Bill’s second release (in April 2010) for Sad Jeb Music, Dusty Boots on a Gravel Road, is a mix of six original tunes and six new covers of traditional and contemporary songs from writers including Robert Burns, Ewan MacColl, Billy Edd Wheeler and Robin Laing. Dusty Boots finds Bill extending his recording repertoire in what he describes as “a very personal album full of reflection. It is, I suppose, my own hunger for a time long past in my life when things were simpler, people were kinder and the world moved much more slowly.”
And what about another album? “I have already started work on some songs which may find their way onto a new CD but I haven’t tried them out yet as part of my live set, and singing to an audience is the only way to see whether or not a song works. Songwriting doesn’t come that easily to me and it takes me quite a while to decide whether or not I like a song and if I should perform it. Singing a new song for the first time is a terrifying experience, but if it works then it’s the best feeling I know.”
In 2012 Bill was approached by The Centre for Robert Burns Studies at the University of Glasgow to record some of the songs of Robert Burns for their ‘Editing Robert Burns for the 21st Century’. These recordings are available initially as a digital download from www.gla.ac.uk/editingrobertburnsforthe21stcentury.

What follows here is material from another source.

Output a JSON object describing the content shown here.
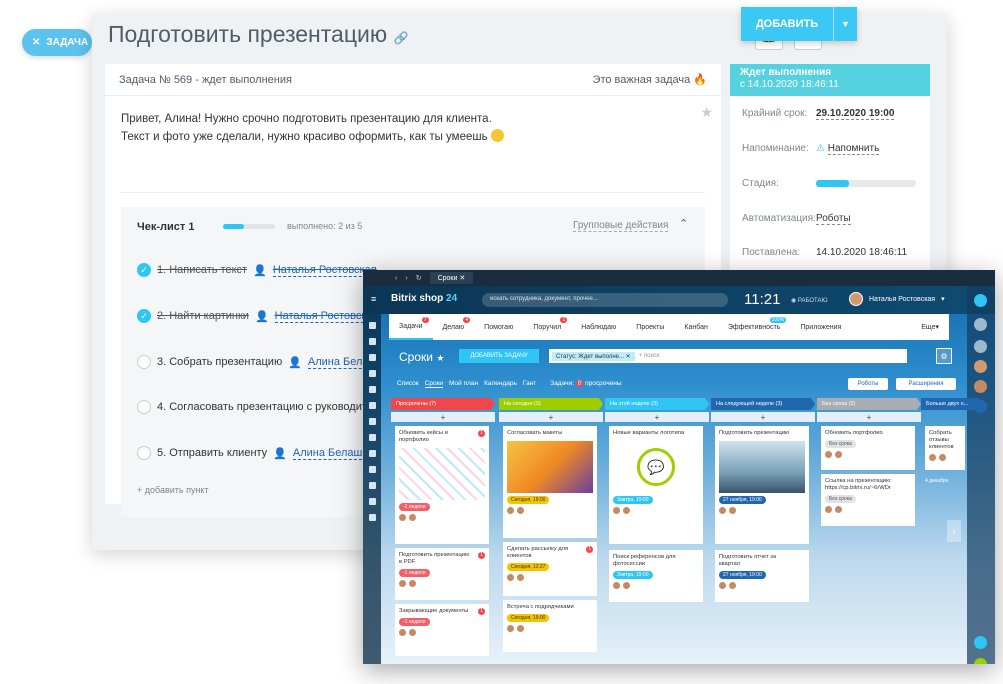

Bill Lists his greatest musical influences as Robert Johnson, Blind Blake, Rev. Gary Davis, Mississippi John Hurt, Blind Willie McTell, Bill Broonzy, Hoagy Carmichael, Kate & Anna McGarrigle, Stefan Grossman, Bob Dylan, Chris Smither, Doc Watson, Eric Clapton, Eric Bibb, Ralph McTell and Rory Block.
Bill has also appeared on stage in some of musical theatres most famous roles. These include:
Emile De Becque (South Pacific), Alfred Dolittle (My Fair Lady), Curly (Oklahoma), Tevye (Fiddler on the Roof),Wild Bill Hickock (Calamity Jane), Sergeant of Police (The Pirates of Penzance), Lord Mountararat (Iolanthe), Sir Joseph Porter (HMS Pinafore), Major General Stanley (The Pirates of Penzance), The Lord Chancellor (Iolanthe), Koko (The Mikado) Sir John Tremayne (Me and My Girl), Big Louis (Guys and Dolls), and The Cowardly Lion (The Wizard of Oz).
In 2013 Bill published An Alphabet of Animal Limericks, a collection of twenty-six humourous poems for children, on Kindle.
For those of you interested in what Bill has in his guitar case, on stage he plays a Martin 00028 and a Martin J18. He uses Elixir light gauge strings, capos up with a Shubb and plays with National thumbpicks.